Friday, October 3, 2008

Toastmaster membership

Yesterday was a new beginning for me at the Toastmasters Club - Gavel and Glass.

Unlike last time, the proceedings were held on the ground level. We had a guest speaker, Steve Rackus ("mispronounced ruckus"), who spoke with humour.

The topic of the day was friendship. The impromptu speech I received was, "Tell us about a good friend who taught you a life lesson". My mind went blank. I stammered something for a few seconds and announced, "I cannot think of anything else". Later on, when I sat down I realized I could have told more than one story of the life's lessons (one such lesson) I have learned from my best friend - my wife.

Steve is single again. He is amicably separated from his wife and is charting a new course in his life. He is brilliant and humorous and teaches at a local college. He has a very positive attitude towards life; live life to the full.

There were about 15 members yesterday who have their own stories to tell. I too have a story to tell in front of all the toastmasters. I have started preparing for it; I have been assigned a mentor to guide me. In a few weeks, I will be making my ice-breaker speech; the story of my life.

These sessions are for a) confidence building b) learning leadership skills and c) how to be a great speaker.
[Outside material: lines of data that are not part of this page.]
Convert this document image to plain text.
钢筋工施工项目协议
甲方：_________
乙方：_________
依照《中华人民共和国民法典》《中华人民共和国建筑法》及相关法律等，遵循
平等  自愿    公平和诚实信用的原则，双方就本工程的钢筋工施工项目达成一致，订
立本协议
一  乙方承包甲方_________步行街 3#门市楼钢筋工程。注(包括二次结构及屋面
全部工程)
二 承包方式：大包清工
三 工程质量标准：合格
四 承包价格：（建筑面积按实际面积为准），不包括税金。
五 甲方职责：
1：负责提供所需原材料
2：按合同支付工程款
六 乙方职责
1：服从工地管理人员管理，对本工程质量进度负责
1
In my case there is no dearth of words coming to my mouth; they stop there and, looking for an outlet, start perspiring. I need to work those jaw muscles and build up confidence to face tens of thousands of people and confidently speak.

Friday, September 26, 2008

Checking it out

I went to a gathering of toastmasters. I told them I want to find "my voice".

Have you ever spoken in front of strangers? I find it terrifying. Depending on the time frame and my frame of mind, perspiration would cover my forehead, my heart would stomp around my chest, and my hands would start looking for a hiding place.

My impromptu topic yesterday was 'Watching horror films'. I managed to mumble a few words probably enacting a real time horror film! As the days progress I hope my confidence skyrockets.